You can change your mind any time.
Willow's grip tightened. She was a heartbeat away from throwing the phone. She sucked in a deep breath and resisted the impulse.
Sometimes she could see it, in her mind's eye. What might have been if she went with the Fortuna Guard. No, she'd spent most of her time around them brimming with annoyance. She didn't actually miss the time they'd spend training at the abandoned mini golf place. She just...thought she did, sometimes, when comparing it to the isolation she felt at Scorpion.
Her time with Scorpion wasn't going to last much longer. She was going to get out. She was going to get better.
Yet, she kept thinking about it. About the Fortuna. About high school. About everyone and everything.

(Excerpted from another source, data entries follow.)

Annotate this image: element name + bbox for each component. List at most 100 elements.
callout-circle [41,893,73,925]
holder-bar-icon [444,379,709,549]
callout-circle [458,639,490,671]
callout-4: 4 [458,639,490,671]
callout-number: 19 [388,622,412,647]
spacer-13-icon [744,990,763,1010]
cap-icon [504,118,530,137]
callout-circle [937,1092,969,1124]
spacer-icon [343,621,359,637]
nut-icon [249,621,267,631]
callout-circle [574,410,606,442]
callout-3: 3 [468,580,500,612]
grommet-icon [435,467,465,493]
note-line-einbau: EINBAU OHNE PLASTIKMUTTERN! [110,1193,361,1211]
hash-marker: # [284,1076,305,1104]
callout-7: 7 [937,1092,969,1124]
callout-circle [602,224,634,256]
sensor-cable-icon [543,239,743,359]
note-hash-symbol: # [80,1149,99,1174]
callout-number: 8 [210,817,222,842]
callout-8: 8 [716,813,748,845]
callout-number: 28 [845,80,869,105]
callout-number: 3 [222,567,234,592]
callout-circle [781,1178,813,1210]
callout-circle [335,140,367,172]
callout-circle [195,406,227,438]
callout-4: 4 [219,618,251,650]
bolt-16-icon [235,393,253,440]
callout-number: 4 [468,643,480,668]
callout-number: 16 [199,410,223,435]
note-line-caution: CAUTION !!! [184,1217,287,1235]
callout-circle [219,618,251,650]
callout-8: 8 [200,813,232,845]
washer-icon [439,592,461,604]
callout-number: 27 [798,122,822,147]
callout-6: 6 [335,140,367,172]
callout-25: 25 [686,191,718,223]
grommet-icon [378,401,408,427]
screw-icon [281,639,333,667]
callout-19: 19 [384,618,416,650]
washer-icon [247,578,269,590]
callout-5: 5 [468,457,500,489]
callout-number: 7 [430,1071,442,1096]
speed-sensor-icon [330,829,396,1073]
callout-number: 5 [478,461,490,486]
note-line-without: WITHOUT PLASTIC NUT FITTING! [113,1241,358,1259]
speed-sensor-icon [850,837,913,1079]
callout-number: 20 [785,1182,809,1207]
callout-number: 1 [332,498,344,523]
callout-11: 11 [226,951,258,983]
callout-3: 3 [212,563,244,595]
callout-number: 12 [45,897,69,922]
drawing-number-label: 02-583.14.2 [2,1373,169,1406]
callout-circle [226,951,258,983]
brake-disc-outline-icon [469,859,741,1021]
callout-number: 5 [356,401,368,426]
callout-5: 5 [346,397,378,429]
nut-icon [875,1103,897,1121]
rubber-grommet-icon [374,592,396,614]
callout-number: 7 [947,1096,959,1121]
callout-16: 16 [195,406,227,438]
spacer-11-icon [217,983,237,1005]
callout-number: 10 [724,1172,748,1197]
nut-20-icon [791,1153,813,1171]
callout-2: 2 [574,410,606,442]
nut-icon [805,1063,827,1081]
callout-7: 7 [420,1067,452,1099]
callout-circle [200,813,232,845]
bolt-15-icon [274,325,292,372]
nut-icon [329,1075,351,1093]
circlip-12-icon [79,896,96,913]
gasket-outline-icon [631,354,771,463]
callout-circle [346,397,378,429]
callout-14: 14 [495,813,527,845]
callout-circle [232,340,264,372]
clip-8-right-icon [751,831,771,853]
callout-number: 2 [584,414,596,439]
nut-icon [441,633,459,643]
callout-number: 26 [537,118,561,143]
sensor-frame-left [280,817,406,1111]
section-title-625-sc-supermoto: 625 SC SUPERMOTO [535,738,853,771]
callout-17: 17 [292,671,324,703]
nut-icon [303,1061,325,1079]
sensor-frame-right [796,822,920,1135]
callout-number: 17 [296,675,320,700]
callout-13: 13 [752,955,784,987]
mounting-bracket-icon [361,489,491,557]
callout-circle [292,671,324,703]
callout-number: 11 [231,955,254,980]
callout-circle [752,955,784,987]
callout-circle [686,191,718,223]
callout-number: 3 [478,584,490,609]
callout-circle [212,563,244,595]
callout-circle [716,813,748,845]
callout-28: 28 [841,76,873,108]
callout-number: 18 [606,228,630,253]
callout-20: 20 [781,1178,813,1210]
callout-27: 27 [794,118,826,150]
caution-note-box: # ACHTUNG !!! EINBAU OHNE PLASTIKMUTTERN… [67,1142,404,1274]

What if Tyche Point hadn't fallen apart? What if Adam had been dumb enough to ask her to the spring dance? Willow nearly laughed out loud at the thought. God, her? Going to a dance? Stupid. She'd hate every moment. Maybe. Would she? Adam made her laugh, sometimes. Maybe, if she were willing to try, it wouldn't be the worst thing.
Or, she'd hate every second she spent with him. She hadn't had enough time to quite figure out how she'd really felt about Adam. At first, she'd just felt bad for him. He'd asked an annoying number of questions about her life. But she'd felt some relief in answering them.
Willow shook her head. She had no idea what had made him take an interest in her, but it wouldn't last. She wasn't the kind of person that made people want to stick around.